Cuomo Admits ABC Had BANNED Them Wearing American Flag Pins After 9/11

October 26th, 2023 1:27 PM

Since being hired by NewsNation, anchor Chris Cuomo has had a noticeable change in how he talks about the media on his eponymous show. And during a conversation with Ian Bremmer of the Eurasia Group Wednesday night, Cuomo recalled his time at ABC News post-September 11th (before going to CNN) and admitted that the network had banned its reporters from wearing and displaying American flag pins on the lapels of their jackets when they appeared on-air.

Cuomo’s memory of the ban seemed to be jogged by current criticism of how he uses the word “we” when talking about America. “It's interesting. You know, I've had people for the first time since 9/11 in the War on Terror. People have been commenting on social media that I shouldn't say ‘we’ when we talk about America,” he said.

Flaunting an apparently new-found defiance of corporate media rules, he then recalled how ABC had ordered a ban on American flag pins:

I wasn't allowed to say this then, but I just don't care now. I am an American and I report as an American and I think about America's interests when I support. You know, back on 9/11, they wouldn't let us – at ABC News – where a flag pin. I always thought that was wrong. I'm an American.

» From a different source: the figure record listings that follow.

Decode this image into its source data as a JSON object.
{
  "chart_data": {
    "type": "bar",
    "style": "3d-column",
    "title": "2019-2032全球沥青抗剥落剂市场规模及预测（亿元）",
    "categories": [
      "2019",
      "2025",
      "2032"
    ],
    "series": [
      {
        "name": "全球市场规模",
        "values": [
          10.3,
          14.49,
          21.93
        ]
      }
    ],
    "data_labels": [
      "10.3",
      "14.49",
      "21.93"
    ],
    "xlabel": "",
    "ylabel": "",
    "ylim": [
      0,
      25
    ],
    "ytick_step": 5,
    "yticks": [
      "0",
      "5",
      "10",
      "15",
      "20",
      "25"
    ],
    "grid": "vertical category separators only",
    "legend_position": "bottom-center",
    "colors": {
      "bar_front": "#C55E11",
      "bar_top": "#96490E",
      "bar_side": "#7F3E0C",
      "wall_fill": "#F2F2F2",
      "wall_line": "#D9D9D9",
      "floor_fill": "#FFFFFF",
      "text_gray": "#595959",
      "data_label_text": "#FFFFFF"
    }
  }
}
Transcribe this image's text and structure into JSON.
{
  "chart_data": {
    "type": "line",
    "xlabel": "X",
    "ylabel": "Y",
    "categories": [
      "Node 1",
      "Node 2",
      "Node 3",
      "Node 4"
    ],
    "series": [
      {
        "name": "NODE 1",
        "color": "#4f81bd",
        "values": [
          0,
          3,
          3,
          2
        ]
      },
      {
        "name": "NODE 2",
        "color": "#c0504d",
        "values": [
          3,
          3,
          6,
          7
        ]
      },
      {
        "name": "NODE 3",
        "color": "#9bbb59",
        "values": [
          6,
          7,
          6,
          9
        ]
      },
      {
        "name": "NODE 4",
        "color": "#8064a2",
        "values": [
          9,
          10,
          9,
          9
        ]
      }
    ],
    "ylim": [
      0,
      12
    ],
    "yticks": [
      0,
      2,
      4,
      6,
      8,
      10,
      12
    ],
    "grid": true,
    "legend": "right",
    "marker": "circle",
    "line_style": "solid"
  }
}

“I'm worried about the American hostages; I’m worried about our interests. And that's one aspect of why I care,” he added, circling back to the current war between Israel and Hamas.

 

 

A Snopes “fact check” titled “Did ABC News Ban Flag Lapel Pins?” published on October 8, 2001, claimed the suggestion was “false.” “Misunderstandings about prior policy led to the rumor that ABC had banned their on-air news personnel from wearing American flag pins after 9/11,” the sub-headline read.

Snopes had spoken to then-ABC News senior vice president Jeffrey Schneider who told the website that they had a longstanding ban on lapel pins in general. “And we'd long had a policy at ABC News that we wouldn't let people wear any lapel pins of any sort. The theory being that when you're reporting the news, you should be reporting the news, not taking a position,” he asserted.

But that’s not true.

A deep dive into the Media Research Center’s archive turned up interesting insight from the late Cokie Roberts. In an MRC post from October 11, 2001 – three days after Snopes claimed the story was “false” – Roberts bragged to David Letterman about how she circumvents the flag pin bag.

“Since there is a debate about it ABC has decided that we shouldn't be wearing flags, so I wear an eagle,” she told Letterman when directly asked about the ban.

So, if Roberts was allowed to wear a lapel pin of an eagle, that meant there was no ban on lapel pins more broadly, which meant Snopes’ “fact-check” of “false” was false. There were no blatantly apparent efforts to correct or update their initial fact-check in the post itself.

And ABC wasn’t alone in banning their reporters from wearing American flag pins. Elsewhere in the MRC’s archive, NBC News was also guilty of banning the pins. “NBC News President Neal Shapiro said reporters wearing flag lapel pins on air runs the risk 'of calling attention to what they're wearing and not their story,’” USA Today reported at the time.

And in March 2002, then-PBS media reporter Terence Smith pressed then-CNN chairman Walter Isaacson on the flag pins being a form of “jingoism in the press” and that “the news media went overboard” in being too pro-America after 9/11.

The transcript is below.

NewsNation’s Cuomo
October 25, 2023
8:21:06 P.M. Eastern

(…)

CHRIS CUOMO: It's interesting. You know, I've had people for the first time since 9/11 in the War on Terror. People have been commenting on social media that I shouldn't say “we” when we talk about America.

I wasn't allowed to say this then, but I just don't care now. I am an American and I report as an American and I think about America's interests when I support. You know, back on 9/11, they wouldn't let us – at ABC News – where a flag pin. I always thought that was wrong. I'm an American. I'm worried about the American hostages; I’m worried about our interests. And that's one aspect of why I care.